А Иван впервые подумал, что он, видно, серьёзный, многознающий мужик, этот Калёный. Пустяков от него никогда не слышал, и чтоб много пил, не помнил.

   — Как думаешь, он может вообще не прийти за нами? Или навести драгун?

   — Не-ет, у них слово твёрдо.

   — У раскольников. А если он не раскольник?

   — А то ты сам не почуял?

   — Почуять-то почуял, да не пойму я — ради чего они? Вот говорил — сожигаются. Воли, значит, чужой над собой не хотят. Как и мы. Но мы-то живём всласть, гуляем всласть, как хотим, а они... Только ведь над нами её нет, чужой воли-то, да над ними...

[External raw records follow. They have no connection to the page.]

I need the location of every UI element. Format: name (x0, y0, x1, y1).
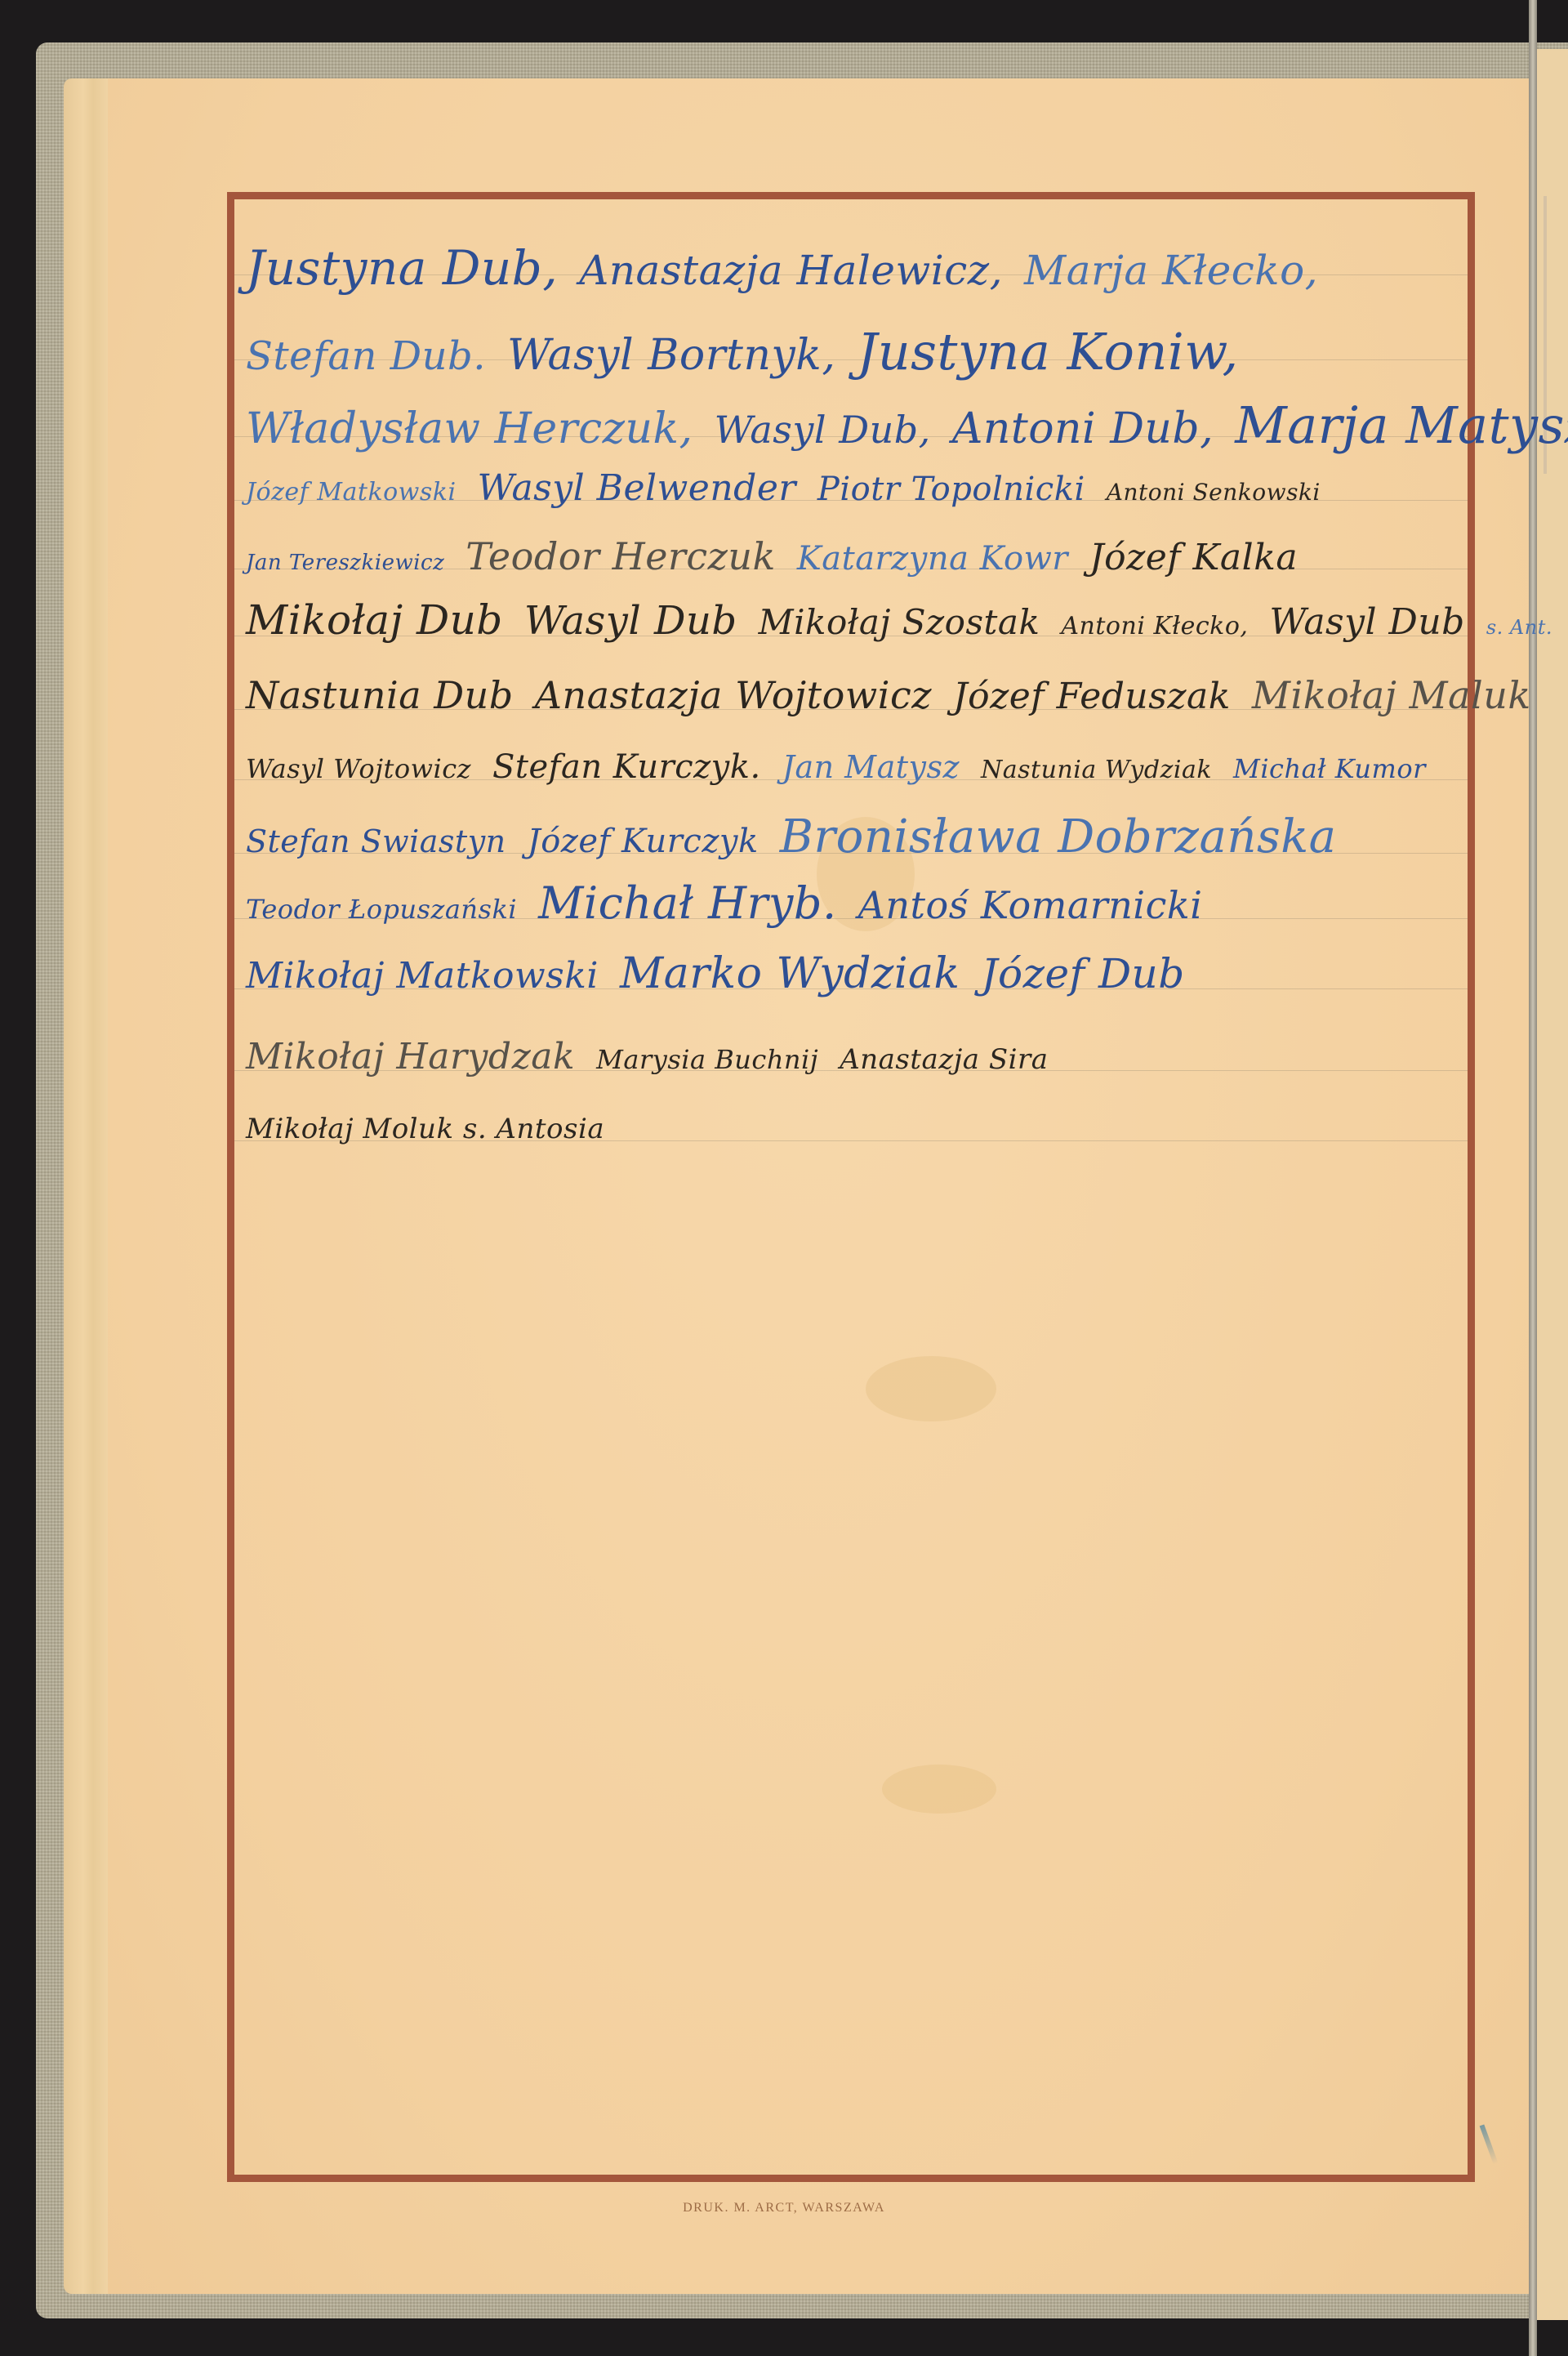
signature-line: Władysław Herczuk,Wasyl Dub,Antoni Dub,M… (246, 395, 1459, 455)
signature: Józef Feduszak (953, 676, 1231, 717)
signature: Marja Matysz (1235, 395, 1568, 455)
signature: Marja Kłecko, (1024, 247, 1318, 294)
signature: Anastazja Sira (840, 1043, 1048, 1076)
signature: Wasyl Wojtowicz (246, 753, 471, 784)
signature: Mikołaj Maluk (1252, 673, 1531, 717)
signature: Stefan Kurczyk. (492, 748, 761, 786)
signature: Jan Tereszkiewicz (246, 551, 444, 575)
signature: Józef Matkowski (246, 478, 457, 506)
printer-imprint: DRUK. M. ARCT, WARSZAWA (0, 2201, 1568, 2215)
signature: Mikołaj Moluk s. Antosia (246, 1113, 604, 1145)
signature: s. Ant. (1486, 616, 1552, 639)
signature: Antoni Senkowski (1107, 479, 1321, 506)
signature-line: Justyna Dub,Anastazja Halewicz,Marja Kłe… (246, 240, 1459, 296)
signature: Wasyl Dub (1269, 601, 1464, 643)
signature: Józef Kurczyk (528, 823, 759, 860)
signature: Anastazja Halewicz, (579, 247, 1003, 294)
signature: Władysław Herczuk, (246, 404, 693, 453)
signature-line: Stefan SwiastynJózef KurczykBronisława D… (246, 810, 1459, 863)
signature: Marysia Buchnij (596, 1044, 818, 1075)
facing-page-edge (1537, 49, 1568, 2320)
signature-frame: Justyna Dub,Anastazja Halewicz,Marja Kłe… (227, 192, 1475, 2182)
signature: Stefan Swiastyn (246, 823, 506, 859)
signature-line: Teodor ŁopuszańskiMichał Hryb.Antoś Koma… (246, 877, 1459, 929)
signature: Antoni Kłecko, (1061, 612, 1248, 640)
signature: Bronisława Dobrzańska (780, 810, 1337, 863)
signature: Józef Kalka (1089, 537, 1298, 578)
signature-line: Mikołaj DubWasyl DubMikołaj SzostakAnton… (246, 596, 1459, 644)
signature: Wasyl Bortnyk, (507, 331, 835, 380)
signature: Michał Hryb. (538, 877, 837, 929)
signature: Justyna Koniw, (857, 322, 1238, 382)
signature-line: Mikołaj HarydzakMarysia BuchnijAnastazja… (246, 1036, 1459, 1078)
signature: Mikołaj Matkowski (246, 955, 599, 997)
signature-line: Wasyl WojtowiczStefan Kurczyk.Jan Matysz… (246, 748, 1459, 786)
signature: Teodor Herczuk (466, 534, 776, 578)
signature: Katarzyna Kowr (797, 540, 1068, 578)
signature: Wasyl Belwender (478, 467, 796, 509)
signature: Nastunia Wydziak (981, 756, 1212, 784)
signature: Mikołaj Szostak (759, 602, 1040, 642)
signature-line: Mikołaj MatkowskiMarko WydziakJózef Dub (246, 949, 1459, 998)
signature: Anastazja Wojtowicz (535, 673, 932, 717)
signature: Wasyl Dub (524, 598, 737, 644)
signature: Mikołaj Dub (246, 596, 503, 644)
signature: Nastunia Dub (246, 673, 514, 717)
signature: Michał Kumor (1233, 753, 1426, 784)
signature-line: Jan TereszkiewiczTeodor HerczukKatarzyna… (246, 534, 1459, 578)
book-gutter (1529, 0, 1537, 2356)
page-stack-edge (64, 78, 113, 2294)
signature-line: Józef MatkowskiWasyl BelwenderPiotr Topo… (246, 467, 1459, 509)
signature: Teodor Łopuszański (246, 894, 517, 925)
signature-line: Stefan Dub.Wasyl Bortnyk,Justyna Koniw, (246, 322, 1459, 382)
signature: Antoś Komarnicki (858, 883, 1203, 927)
signature: Piotr Topolnicki (817, 471, 1085, 508)
signature-line: Nastunia DubAnastazja WojtowiczJózef Fed… (246, 673, 1459, 717)
signature-line: Mikołaj Moluk s. Antosia (246, 1113, 1459, 1145)
signature: Mikołaj Harydzak (246, 1036, 575, 1078)
signature: Józef Dub (981, 950, 1184, 997)
signature: Wasyl Dub, (715, 408, 931, 452)
signature: Justyna Dub, (246, 240, 558, 296)
signature: Stefan Dub. (246, 333, 486, 379)
signature: Jan Matysz (782, 749, 960, 785)
signature: Marko Wydziak (620, 949, 960, 998)
signature: Antoni Dub, (952, 404, 1214, 453)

Что-то было непостижимое, недоступное в них, и это занимало его всё больше. Вчера о них думал, нынче, пробудившись, спросил, что думают о них Заря и Камчатка — они спали в одной землянке, — но Камчатка, с хрустом потягиваясь и зевая, искренне удивился и сказал: «Ничего», а Заря жёстко прогудел, как бы он врезал этому, чтоб знал, с кем разговаривает, «если б не надо было выходить». Помолчал и совсем свирепо добавил:

   — Ну да ужо — как выйдем!

   — Я о другом, — подосадовал Иван. — Они сами себя сожигают и детей своих, а ты — врежу... Это ему ничто. Он и не заметит. Он над тобой как Бог. Над всеми нами как Бог, ты ж видел. Как это? Почему? Ты понимаешь?

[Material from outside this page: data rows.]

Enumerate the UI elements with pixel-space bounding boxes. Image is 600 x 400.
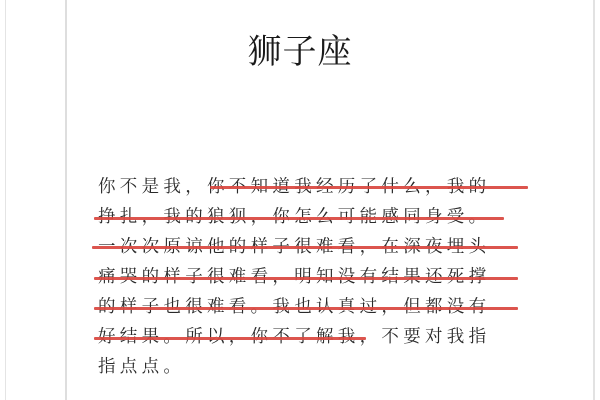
body-paragraph: 你不是我，你不知道我经历了什么，我的 挣扎，我的狼狈，你怎么可能感同身受。 一次… [98, 172, 518, 382]
strikethrough-mark [94, 217, 504, 220]
strikethrough-mark [92, 246, 518, 249]
strikethrough-mark [94, 307, 518, 310]
strikethrough-mark [94, 277, 518, 280]
text-line-5: 的样子也很难看。我也认真过，但都没有 [98, 292, 518, 322]
text-line-2: 挣扎，我的狼狈，你怎么可能感同身受。 [98, 202, 518, 232]
document-page: 狮子座 你不是我，你不知道我经历了什么，我的 挣扎，我的狼狈，你怎么可能感同身受… [0, 0, 600, 400]
text-line-6: 好结果。所以，你不了解我，不要对我指 [98, 322, 518, 352]
text-line-3: 一次次原谅他的样子很难看，在深夜埋头 [98, 232, 518, 262]
page-right-border [593, 0, 595, 400]
text-line-4: 痛哭的样子很难看，明知没有结果还死撑 [98, 262, 518, 292]
text-line-7: 指点点。 [98, 352, 518, 382]
page-title: 狮子座 [230, 30, 370, 74]
strikethrough-mark [94, 337, 366, 340]
strikethrough-mark [210, 186, 528, 189]
text-line-content: 指点点。 [98, 357, 185, 377]
outer-border-line [5, 0, 6, 400]
text-line-1: 你不是我，你不知道我经历了什么，我的 [98, 172, 518, 202]
page-left-border [65, 0, 67, 400]
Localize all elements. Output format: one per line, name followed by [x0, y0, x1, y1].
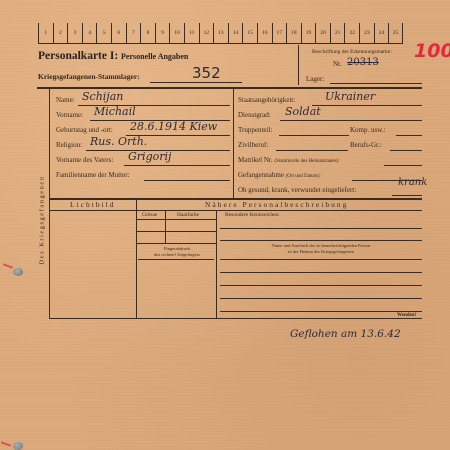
left-field-underline — [124, 165, 230, 166]
middle-vertical-rule — [233, 88, 234, 200]
number-cell: 21 — [330, 23, 345, 43]
number-cell: 19 — [301, 23, 316, 43]
number-cell: 20 — [315, 23, 330, 43]
number-cell: 13 — [213, 23, 228, 43]
benachrichtigen-line-2: in der Heimat des Kriegsgefangenen — [220, 249, 422, 255]
left-field-value: Schijan — [82, 90, 123, 103]
left-field-value: Michail — [94, 105, 136, 118]
matrikel-underline — [384, 165, 422, 166]
number-cell: 25 — [388, 23, 403, 43]
left-field-value: Rus. Orth. — [90, 135, 147, 148]
number-strip: 1234567891011121314151617181920212223242… — [38, 23, 403, 44]
staatsangehoerigkeit-label: Staatsangehörigkeit: — [238, 96, 295, 104]
stammlager-value: 352 — [192, 64, 221, 82]
vertical-label: Des Kriegsgefangenen — [36, 150, 48, 290]
number-cell: 7 — [126, 23, 141, 43]
number-cell: 5 — [96, 23, 111, 43]
groesse-divider — [165, 210, 166, 244]
main-top-rule — [37, 87, 422, 89]
groesse-bottom-rule — [136, 243, 216, 244]
red-mark: 100 — [414, 40, 450, 62]
address-line-3 — [220, 298, 422, 299]
staatsangehoerigkeit-underline — [312, 105, 422, 106]
left-field-label: Vorname: — [56, 111, 83, 119]
number-cell: 1 — [38, 23, 53, 43]
pin-icon-top — [13, 268, 23, 276]
number-cell: 4 — [82, 23, 97, 43]
number-cell: 3 — [67, 23, 82, 43]
left-vertical-rule — [49, 88, 50, 318]
komp-underline — [396, 135, 422, 136]
number-cell: 22 — [344, 23, 359, 43]
fingerabdruck-label: Fingerabdruck des rechten! Zeigefingers — [141, 246, 213, 258]
naehere-underline — [136, 210, 422, 211]
besondere-label: Besondere Kennzeichen: — [225, 212, 280, 218]
number-cell: 8 — [140, 23, 155, 43]
left-field-label: Name: — [56, 96, 75, 104]
wenden-label: Wenden! — [397, 313, 416, 318]
gefangennahme-sub-text: (Ort und Datum): — [286, 174, 321, 179]
address-line-0 — [220, 259, 422, 260]
gesund-label: Ob gesund, krank, verwundet eingeliefert… — [238, 186, 356, 194]
left-field-value: Grigorij — [128, 150, 171, 163]
erkennungsmarke-label: Beschriftung der Erkennungsmarke: — [312, 49, 392, 55]
fingerabdruck-line-2: des rechten! Zeigefingers — [141, 252, 213, 258]
lichtbild-label: Lichtbild — [70, 200, 116, 209]
truppenteil-underline — [279, 135, 349, 136]
fingerabdruck-rule — [138, 259, 214, 260]
dienstgrad-label: Dienstgrad: — [238, 111, 271, 119]
number-cell: 15 — [242, 23, 257, 43]
header-divider — [298, 45, 299, 85]
komp-label: Komp. usw.: — [350, 126, 386, 134]
lichtbild-right-rule — [136, 200, 137, 318]
pin-tail-top — [3, 263, 13, 268]
berufs-gr-label: Berufs-Gr.: — [350, 141, 382, 149]
haarfarbe-label: Haarfarbe — [177, 212, 199, 218]
matrikel-label: Matrikel Nr. (Stammrolle des Heimatstaat… — [238, 156, 340, 164]
naehere-label: Nähere Personalbeschreibung — [205, 200, 348, 209]
left-field-underline — [144, 180, 230, 181]
pin-tail-bottom — [1, 441, 11, 446]
number-cell: 16 — [257, 23, 272, 43]
pin-icon-bottom — [13, 442, 23, 450]
left-field-label: Vorname des Vaters: — [56, 156, 113, 164]
number-cell: 17 — [272, 23, 287, 43]
fingerprint-right-rule — [216, 210, 217, 318]
number-cell: 14 — [228, 23, 243, 43]
stammlager-underline — [150, 82, 242, 83]
berufs-gr-underline — [390, 150, 422, 151]
besondere-line-2 — [220, 240, 422, 241]
vertical-label-text: Des Kriegsgefangenen — [39, 175, 46, 264]
dienstgrad-value: Soldat — [285, 105, 321, 118]
number-cell: 11 — [184, 23, 199, 43]
left-field-label: Geburtstag und -ort: — [56, 126, 113, 134]
number-cell: 6 — [111, 23, 126, 43]
gefangennahme-label-text: Gefangennahme — [238, 171, 284, 179]
zivilberuf-label: Zivilberuf: — [238, 141, 268, 149]
benachrichtigen-label: Name und Anschrift der zu benachrichtige… — [220, 243, 422, 255]
handwritten-note: Geflohen am 13.6.42 — [290, 328, 401, 340]
groesse-row-rule — [136, 231, 216, 232]
number-cell: 18 — [286, 23, 301, 43]
nr-value: 20313 — [347, 57, 379, 68]
besondere-line-1 — [220, 228, 422, 229]
gesund-value: krank — [398, 177, 427, 188]
number-cell: 9 — [155, 23, 170, 43]
gefangennahme-label: Gefangennahme (Ort und Datum): — [238, 171, 321, 179]
dienstgrad-underline — [280, 120, 422, 121]
lichtbild-underline — [49, 210, 136, 211]
number-cell: 24 — [374, 23, 389, 43]
lager-label: Lager: — [306, 75, 324, 83]
address-line-4 — [220, 311, 422, 312]
number-cell: 2 — [53, 23, 68, 43]
address-line-1 — [220, 272, 422, 273]
card-title: Personalkarte I: Personelle Angaben — [38, 50, 188, 62]
stammlager-label: Kriegsgefangenen-Stammlager: — [38, 72, 140, 81]
left-field-label: Religion: — [56, 141, 82, 149]
zivilberuf-underline — [276, 150, 348, 151]
nr-label: Nr. — [333, 60, 342, 68]
left-field-label: Familienname der Mutter: — [56, 171, 129, 179]
card-subtitle: Personelle Angaben — [121, 52, 188, 61]
number-cell: 10 — [169, 23, 184, 43]
matrikel-label-text: Matrikel Nr. — [238, 156, 273, 164]
truppenteil-label: Truppenteil: — [238, 126, 272, 134]
address-line-2 — [220, 285, 422, 286]
number-cell: 23 — [359, 23, 374, 43]
groesse-label: Grösse — [142, 212, 157, 218]
number-cell: 12 — [199, 23, 214, 43]
lager-underline — [330, 83, 422, 84]
matrikel-sub-text: (Stammrolle des Heimatstaates): — [274, 159, 339, 164]
gesund-underline — [392, 195, 422, 196]
bottom-rule — [49, 318, 422, 319]
staatsangehoerigkeit-value: Ukrainer — [325, 90, 375, 103]
left-field-value: 28.6.1914 Kiew — [130, 120, 217, 133]
groesse-header-rule — [136, 219, 216, 220]
card-title-main: Personalkarte I: — [38, 50, 118, 62]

Заря наморщил лоб, посопел, потом махнул рукой:

   — Шас! Херня!

   — Ты говорил, у них свои Христы, свои Богородицы бывают, — спросил сейчас у Калёного.

   — Да.

   — Видел их?

   — Да.

   — Ну?

   — Чего?

   — Какие из себя-то? Схожие, что ль?

   — Не е. Баба одна как баба — одну только видел, — только телом и лицом была шибко белая. А мужиков — Христов двух забирали: один как гора, больше людей не видал, и голос как труба иерихонская из преисподней, уши запечатывало, а другой — обыкновенный. Они же сами себя объявляют Христами и Богородицами. Понимаешь? Но что-то в них всё-таки было, не знаю что, но что-то такое, не знаю, не умею объяснить что, но было, понимаешь. В Евстафии-то этом тоже ведь — сам видел...

Они вернулись в селение. Часа четыре ходили. Солнце было в зените, а многие из ватаги по-прежнему спали. Кто в землянках, кто прямо на воздухе под соснами, в тенёчке за амбаром. Утром то, когда кашевары скликали, все поднялись и ели — и вот опять спали. А которые не спали, тоже или лежали, или сидели кучками и поодиночке в разных местах, переговаривались или молчали. Одни кашевары, да Митюха, да Муромец трудились, как прежде, да вот они уходили, да охотники поутру, а всего их было тридцать два, и боле двадцати ничего не делали, совсем ничего, и уж который день лишь без конца дрыхли. Даже остров ходили глядели ещё человека три четыре и то недалеко, не весь. Один Заря, после Иванова рассказа про остров, каков тот, обошёл его весь по краю, проверяя, верно ли нет каких иных подходов с болота, чтоб зря не опасаться. Сказал, что и к соснам-великанам сходил, видать с них и вправду, наверное, далеко, но только как на те сосны взлезть без каких-нибудь цапок или петель — они ж по низам без единого сучка и гладкие как шёлк. Сказал это и устало повалился навзничь на хвою, на которой сидел, подсунул под голову руки, блаженно закрыл глаза и через мгновенье засопел, хотя полуденное солнце жарило ему прямо в лицо и в открытую чернущую волосатую грудь. Он вообще мало двигался, не любил ходить и оживал, становился быстрым, ловким и страшно сильным лишь в деле, в заводе, в кураже.